The concepts just roll out and mesh with one another in time. If you want to practice anything, right this moment, it is learning how to outline, and organize. Structure is everything, and not something we should skip learning in our effort to get at the sweeter fruit. Everything in good time.

It’s not really the overall schematic conceptualization. I have that and the format I want. My issue is trying to figure out a way to set the width/margin/padding in a feasible manner and in a way that aligns with best practice. For example, I set up most of the “Website Design System” project correctly with few issues. It took me longer than I wanted to get the margins and width correct and I had to reference the example. In addition, I am concerned that the way I set mine up is messier than I’d like and inefficient.

Setting expectations too high does have its drawbacks. We set goals too far ahead. Adding the encumbrance of ‘best practice’ only compounds our expectations, which can be unreasonable and arbitrary. This is stifling and undermines our freedom to be creative, and our freedom to explore and push the envelope.
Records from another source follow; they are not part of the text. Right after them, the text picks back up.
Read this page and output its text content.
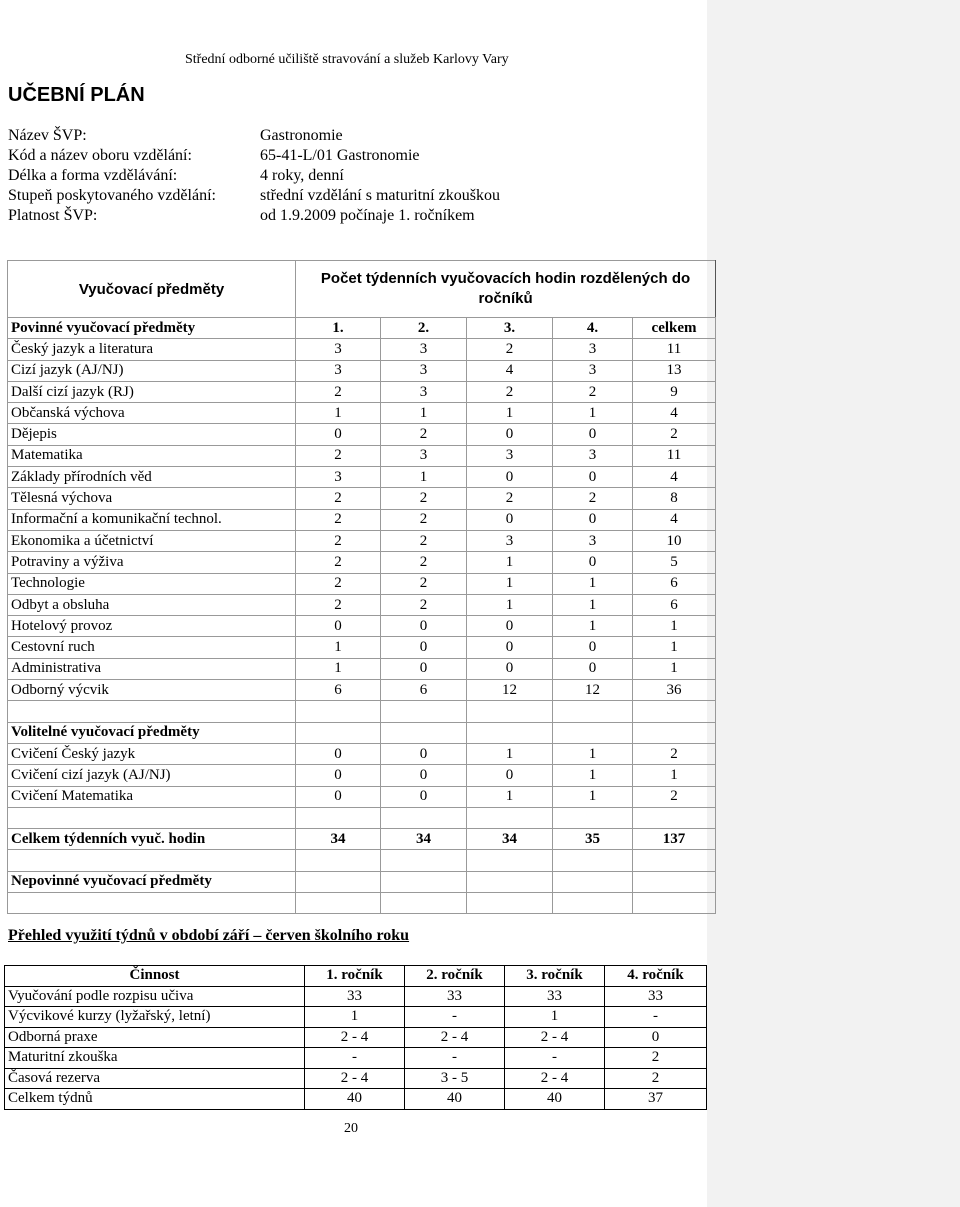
Střední odborné učiliště stravování a služeb Karlovy Vary
UČEBNÍ PLÁN
Název ŠVP:	Gastronomie
Kód a název oboru vzdělání:	65-41-L/01 Gastronomie
Délka a forma vzdělávání:	4 roky, denní
Stupeň poskytovaného vzdělání:	střední vzdělání s maturitní zkouškou
Platnost ŠVP:	od 1.9.2009 počínaje 1. ročníkem
Vyučovací předměty	Počet týdenních vyučovacích hodin rozdělených do ročníků				
Povinné vyučovací předměty	1.	2.	3.	4.	celkem
Český jazyk a literatura	3	3	2	3	11
Cizí jazyk (AJ/NJ)	3	3	4	3	13
Další cizí jazyk (RJ)	2	3	2	2	9
Občanská výchova	1	1	1	1	4
Dějepis	0	2	0	0	2
Matematika	2	3	3	3	11
Základy přírodních věd	3	1	0	0	4
Tělesná výchova	2	2	2	2	8
Informační a komunikační technol.	2	2	0	0	4
Ekonomika a účetnictví	2	2	3	3	10
Potraviny a výživa	2	2	1	0	5
Technologie	2	2	1	1	6
Odbyt a obsluha	2	2	1	1	6
Hotelový provoz	0	0	0	1	1
Cestovní ruch	1	0	0	0	1
Administrativa	1	0	0	0	1
Odborný výcvik	6	6	12	12	36

Volitelné vyučovací předměty					
Cvičení Český jazyk	0	0	1	1	2
Cvičení cizí jazyk (AJ/NJ)	0	0	0	1	1
Cvičení Matematika	0	0	1	1	2

Celkem týdenních vyuč. hodin	34	34	34	35	137

Nepovinné vyučovací předměty					

Přehled využití týdnů v období září – červen školního roku
Činnost	1. ročník	2. ročník	3. ročník	4. ročník
Vyučování podle rozpisu učiva	33	33	33	33
Výcvikové kurzy (lyžařský, letní)	1	-	1	-
Odborná praxe	2 - 4	2 - 4	2 - 4	0
Maturitní zkouška	-	-	-	2
Časová rezerva	2 - 4	3 - 5	2 - 4	2
Celkem týdnů	40	40	40	37
20
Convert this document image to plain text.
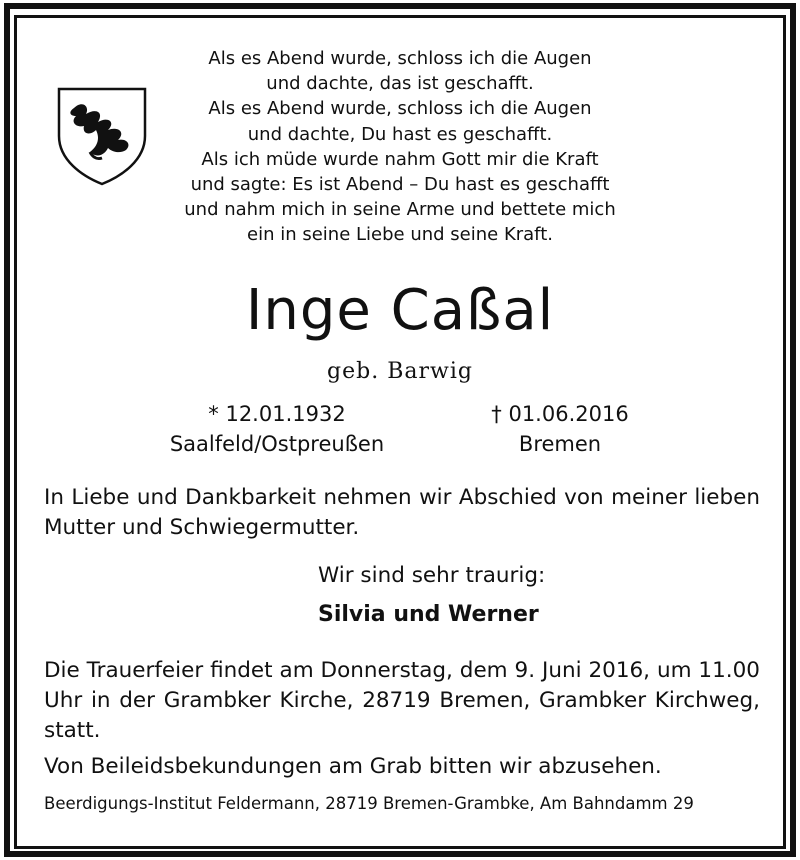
Als es Abend wurde, schloss ich die Augen
und dachte, das ist geschafft.
Als es Abend wurde, schloss ich die Augen
und dachte, Du hast es geschafft.
Als ich müde wurde nahm Gott mir die Kraft
und sagte: Es ist Abend – Du hast es geschafft
und nahm mich in seine Arme und bettete mich
ein in seine Liebe und seine Kraft.
Inge Caßal
geb. Barwig
* 12.01.1932
Saalfeld/Ostpreußen
† 01.06.2016
Bremen
In Liebe und Dankbarkeit nehmen wir Abschied von meiner lieben Mutter und Schwiegermutter.
Wir sind sehr traurig:
Silvia und Werner
Die Trauerfeier findet am Donnerstag, dem 9. Juni 2016, um 11.00 Uhr in der Grambker Kirche, 28719 Bremen, Grambker Kirchweg, statt.
Von Beileidsbekundungen am Grab bitten wir abzusehen.
Beerdigungs-Institut Feldermann, 28719 Bremen-Grambke, Am Bahndamm 29
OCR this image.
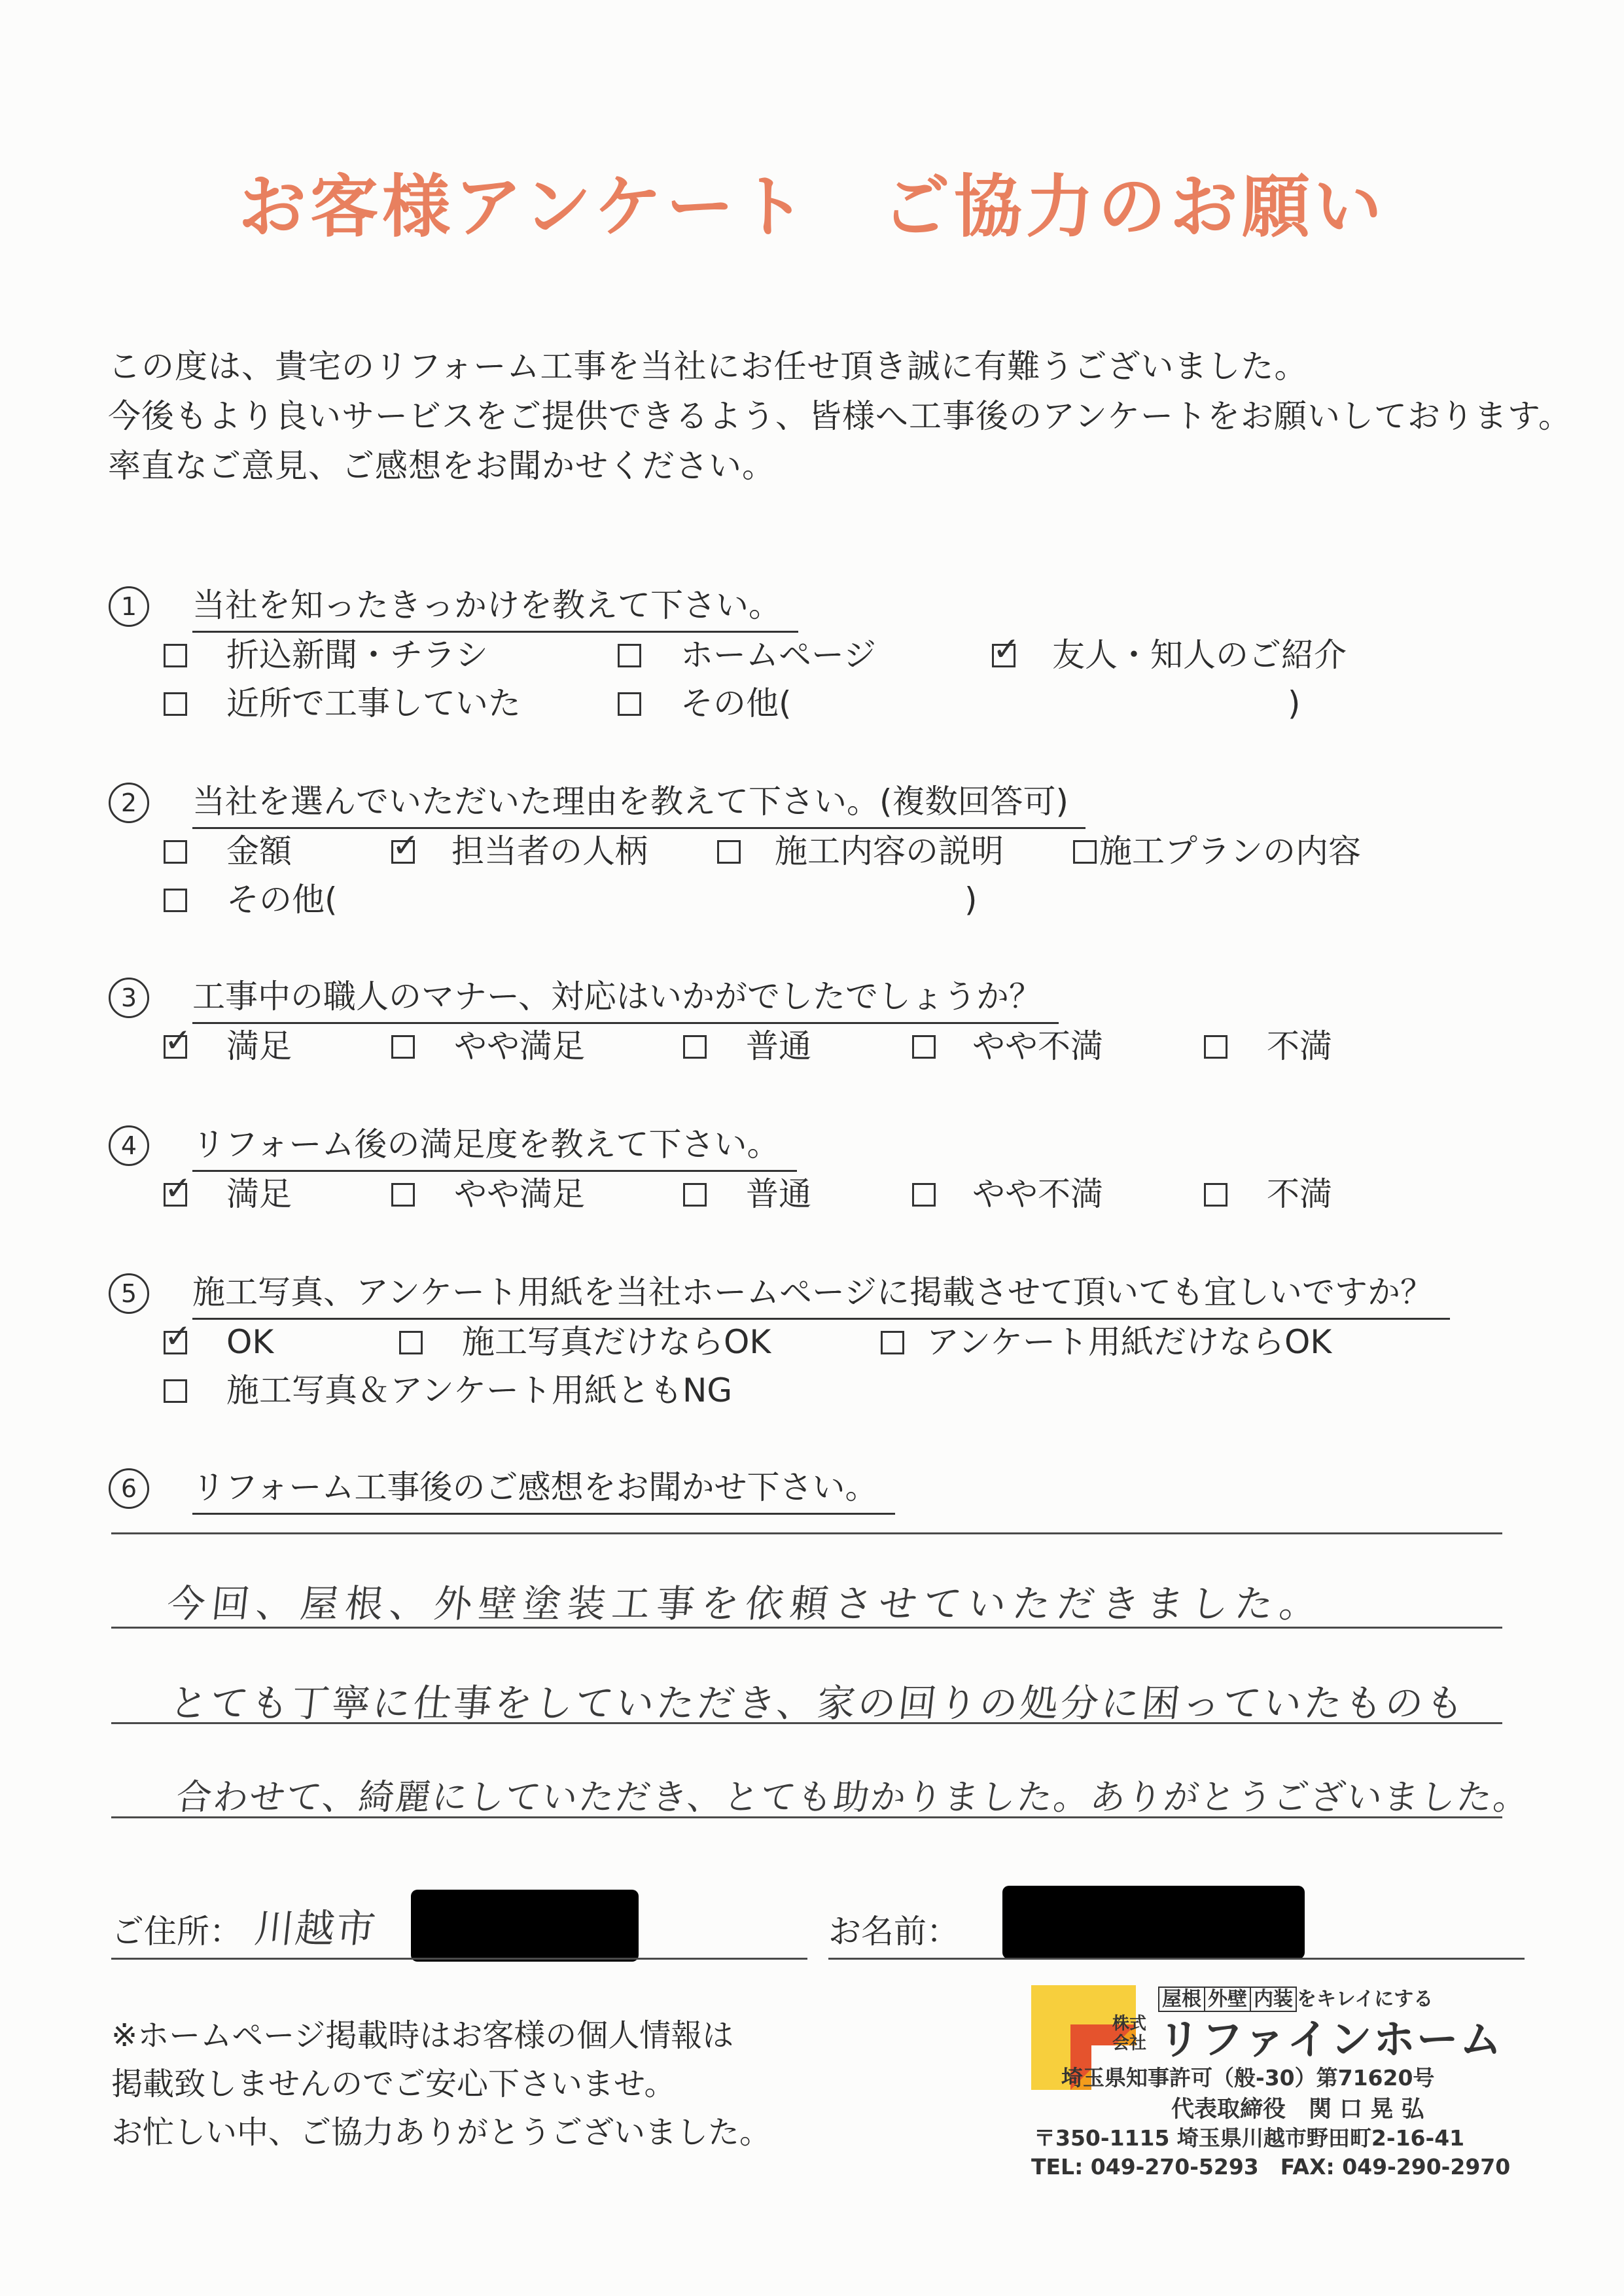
お客様アンケート　ご協力のお願い
この度は、貴宅のリフォーム工事を当社にお任せ頂き誠に有難うございました。
今後もより良いサービスをご提供できるよう、皆様へ工事後のアンケートをお願いしております。
率直なご意見、ご感想をお聞かせください。
1	当社を知ったきっかけを教えて下さい。
折込新聞・チラシ	ホームページ	✓ 友人・知人のご紹介
近所で工事していた	その他(	)
2	当社を選んでいただいた理由を教えて下さい。(複数回答可)
金額	✓ 担当者の人柄	施工内容の説明	施工プランの内容
その他(	)
3	工事中の職人のマナー、対応はいかがでしたでしょうか？
✓ 満足	やや満足	普通	やや不満	不満
4	リフォーム後の満足度を教えて下さい。
✓ 満足	やや満足	普通	やや不満	不満
5	施工写真、アンケート用紙を当社ホームページに掲載させて頂いても宜しいですか？
✓ OK	施工写真だけならOK	アンケート用紙だけならOK
施工写真＆アンケート用紙ともNG
6	リフォーム工事後のご感想をお聞かせ下さい。
今回、屋根、外壁塗装工事を依頼させていただきました。
とても丁寧に仕事をしていただき、家の回りの処分に困っていたものも
合わせて、綺麗にしていただき、とても助かりました。ありがとうございました。
ご住所： 川越市	お名前：
※ホームページ掲載時はお客様の個人情報は
掲載致しませんのでご安心下さいませ。
お忙しい中、ご協力ありがとうございました。
屋根 外壁 内装 をキレイにする
株式会社 リファインホーム
埼玉県知事許可（般-30）第71620号
代表取締役　関 口 晃 弘
〒350-1115 埼玉県川越市野田町2-16-41
TEL: 049-270-5293　FAX: 049-290-2970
Take a step back from all expectation and only look at what you have in front of you, and how you wish to organize it. The author is in charge, every step of the way.

Margins are very easy to work with, but padding is a nightmare waiting to happen. It has a place in layout design, but it reeks havoc on responsive design so needs to be carefully monitored in all media queries. To be honest, I have a complete hate on for padding and never implement it. Margins and width are my friends, add to which is placement and positioning.

If multiple sections are in a wrapper div (section, article) then we can apply equivalent rulesets to the grouping. The containers give us structure that can be isolated and styled accordingly.

We will wrestle with multiple paragraphs directly in the body, but in a sectioning element they are easy as pie to manage. Same applies to structures like lists, tables, forms, etc. Give them a parent container and they become infinitely easier to maintain.

Once we have structure under control, it is pretty straight forward work to design the CSS rules governing shape, size, presentation, position, etc. We work from the outside in, which the direction of our cascade. There’s the huge word that just begs for explanation in greater detail. Do the reading and drill right into the key concepts of the style sheet API, CSS.

When we are building our structure we seldom think in terms of parentage, but in CSS everything follows from our initial structure which is the framework of the DOM. What is the cascade? What is inheritance? What is importance? What is specificity? These questions are all significant areas to study and understand, before wrestling with CSS rules in your page designs.

Bottom line, one’s understanding of the earlier mentioned fundamentals of structure, and the above core concepts of style sheets will demonstrate itself fully in our outputted works. Expect things to be messy at first. We cannot break anything, and there are very few rules to this game. Creativity is the boss, and we extend that by our fluency in document creation and transmutation using the development APIs of the browser.

If you have some CSS and HTML for us to look at, we might be able to address your question more directly. Take all the above in stride and be your own guide as you learn from others. You get to decide what is best practice.